Dès 1994, le rôle de la France est évident  : c’est notamment à l’ambassade de France à Kigali que se tiennent les réunions des extrémistes hutus menant à la mise en place du gouvernement intérimaire qui dirigera le génocide. Il sera aussitôt reconnu par la France, qui recevra même le nouveau ministre des affaires étrangères quelques semaines plus tard, alors que les massacres sont en cours. Le gouvernement français continue aussi de livrer des armes à l’état rwandais pendant le génocide.

Trente ans plus tard, malgré la rétention d’information de la France qui continue de bloquer l’accès aux archives militaires sur la période  [4], de nombreuses enquêtes ont permis de préciser encore d’avantage ces responsabilités  [5].

Le 22 juin1994, la France lance l’opération Turquoise, avec l’objectif affiché de protéger les « populations menacées » dans une « zone humanitaire sûre », un ordre de mission qui ne fait pas mention du génocide. Il est aujourd’hui établi que de nombreux responsables des massacres ont fui le Rwanda vers le Zaïre (l’actuelle République démocratique du Congo, ou RDC) en passant par la zone contrôlée par l’armée française  [6]. Au fil des années il est aussi devenu clair que l’armée française a laissé de nombreuses atrocités avoir lieu, notamment le massacre de Bisesero  [7], voir qu’elle a soutenu militairement les FAR contre le FPR d’après le témoignage de soldats français ayant pris part à l’opération Turquoise  [8]. Encore aujourd’hui, la France sert de refuge à des génocidaires hutus  [9].

Paul Kagame (1957) était un ancien commandant du FPR, président du Rwanda depuis le 24 mars 2000, et candidat à une quatrième réélection à l’élection présidentielle de juillet 2024.

En RDC, les échos du génocide

Le génocide a eu de nombreuses conséquences dans les décennies suivantes.
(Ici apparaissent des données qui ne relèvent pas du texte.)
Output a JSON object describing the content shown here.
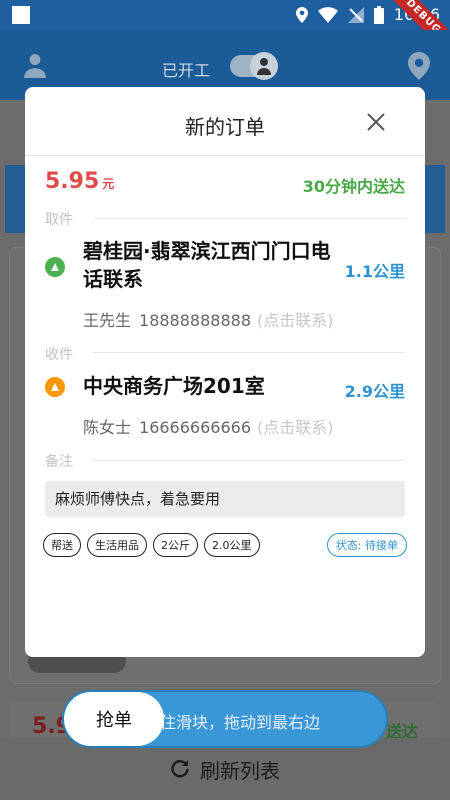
{
  "statusbar": {
    "time": "10:46",
    "debug_label": "DEBUG"
  },
  "header": {
    "work_status_label": "已开工"
  },
  "background": {
    "card2_price": "5.9",
    "card2_eta": "送达"
  },
  "slider": {
    "handle_label": "抢单",
    "hint": "住滑块，拖动到最右边"
  },
  "refresh": {
    "label": "刷新列表"
  },
  "modal": {
    "title": "新的订单",
    "price": "5.95",
    "price_unit": "元",
    "eta": "30分钟内送达",
    "pickup_label": "取件",
    "pickup": {
      "address": "碧桂园·翡翠滨江西门门口电话联系",
      "distance": "1.1公里",
      "name": "王先生",
      "phone": "18888888888",
      "hint": "(点击联系)",
      "marker": "A"
    },
    "delivery_label": "收件",
    "delivery": {
      "address": "中央商务广场201室",
      "distance": "2.9公里",
      "name": "陈女士",
      "phone": "16666666666",
      "hint": "(点击联系)",
      "marker": "A"
    },
    "note_label": "备注",
    "note": "麻烦师傅快点，着急要用",
    "tags": [
      "帮送",
      "生活用品",
      "2公斤",
      "2.0公里"
    ],
    "status": "状态: 待接单"
  },
  "colors": {
    "price": "#e24b4b",
    "eta": "#4aa84a",
    "distance": "#2e93d1",
    "slider": "#3a97d6"
  }
}
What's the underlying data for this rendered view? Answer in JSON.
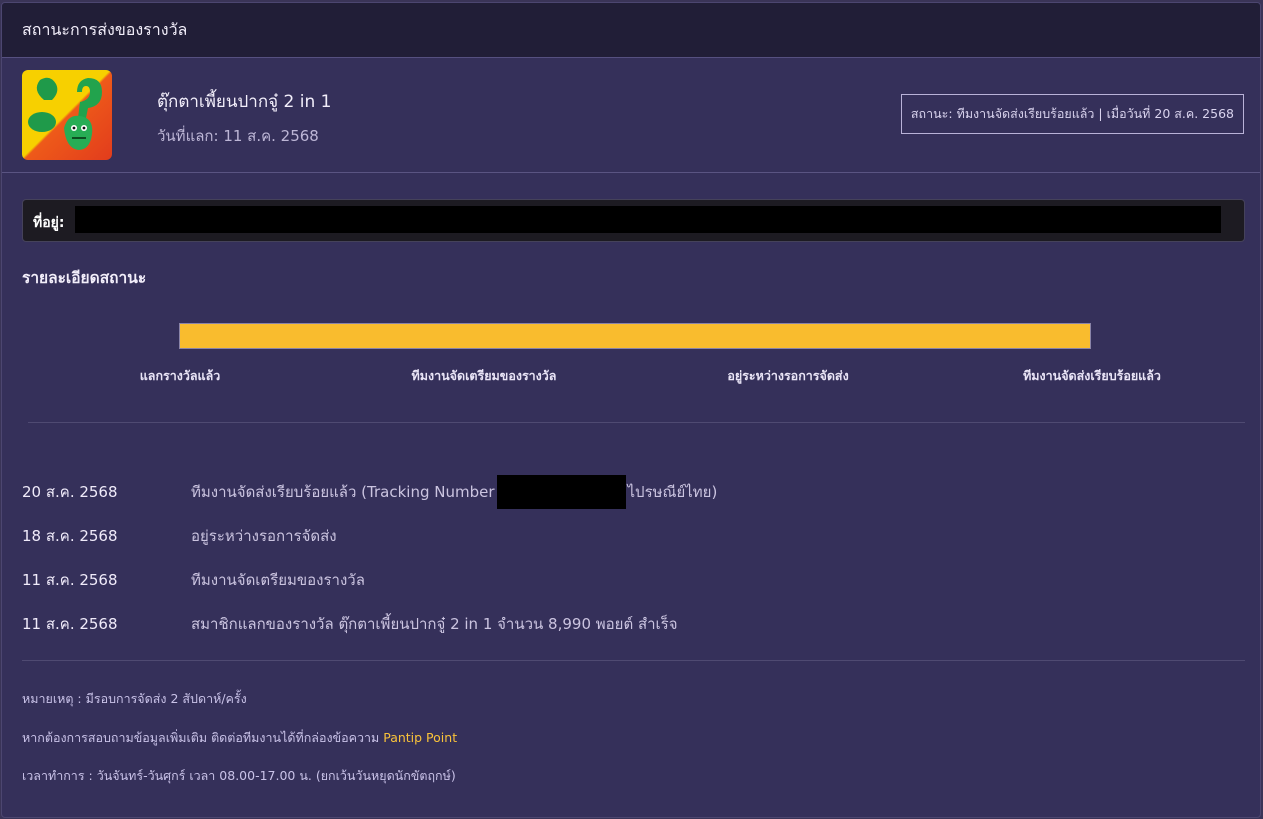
{
  "header": {
    "title": "สถานะการส่งของรางวัล"
  },
  "prize": {
    "name": "ตุ๊กตาเพี้ยนปากจู๋ 2 in 1",
    "redeem_date": "วันที่แลก: 11 ส.ค. 2568",
    "status": "สถานะ: ทีมงานจัดส่งเรียบร้อยแล้ว | เมื่อวันที่ 20 ส.ค. 2568"
  },
  "address": {
    "label": "ที่อยู่:"
  },
  "status_section": {
    "title": "รายละเอียดสถานะ",
    "progress_fraction": 1.0,
    "steps": [
      "แลกรางวัลแล้ว",
      "ทีมงานจัดเตรียมของรางวัล",
      "อยู่ระหว่างรอการจัดส่ง",
      "ทีมงานจัดส่งเรียบร้อยแล้ว"
    ]
  },
  "timeline": [
    {
      "date": "20 ส.ค. 2568",
      "text_before": "ทีมงานจัดส่งเรียบร้อยแล้ว (Tracking Number",
      "text_after": "ไปรษณีย์ไทย)"
    },
    {
      "date": "18 ส.ค. 2568",
      "text": "อยู่ระหว่างรอการจัดส่ง"
    },
    {
      "date": "11 ส.ค. 2568",
      "text": "ทีมงานจัดเตรียมของรางวัล"
    },
    {
      "date": "11 ส.ค. 2568",
      "text": "สมาชิกแลกของรางวัล ตุ๊กตาเพี้ยนปากจู๋ 2 in 1 จำนวน 8,990 พอยต์ สำเร็จ"
    }
  ],
  "notes": {
    "note1": "หมายเหตุ : มีรอบการจัดส่ง 2 สัปดาห์/ครั้ง",
    "note2_prefix": "หากต้องการสอบถามข้อมูลเพิ่มเติม ติดต่อทีมงานได้ที่กล่องข้อความ ",
    "note2_link": "Pantip Point",
    "note3": "เวลาทำการ : วันจันทร์-วันศุกร์ เวลา 08.00-17.00 น. (ยกเว้นวันหยุดนักขัตฤกษ์)"
  },
  "colors": {
    "accent": "#f9bc2e",
    "link": "#f9c23a",
    "background": "#35305a",
    "header": "#211e37"
  }
}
Au Rwanda, Paul Kagame, ancien commandant au sein du FPR, devient peu à peu l’homme fort du pays, qu’il préside de manière ininterrompue depuis 2000. Il y pratique un pouvoir autocratique, et des ONG comme Amnesty International ont pointé son instrumentalisation des lois sur le génocide pour museler les oppositions  [10].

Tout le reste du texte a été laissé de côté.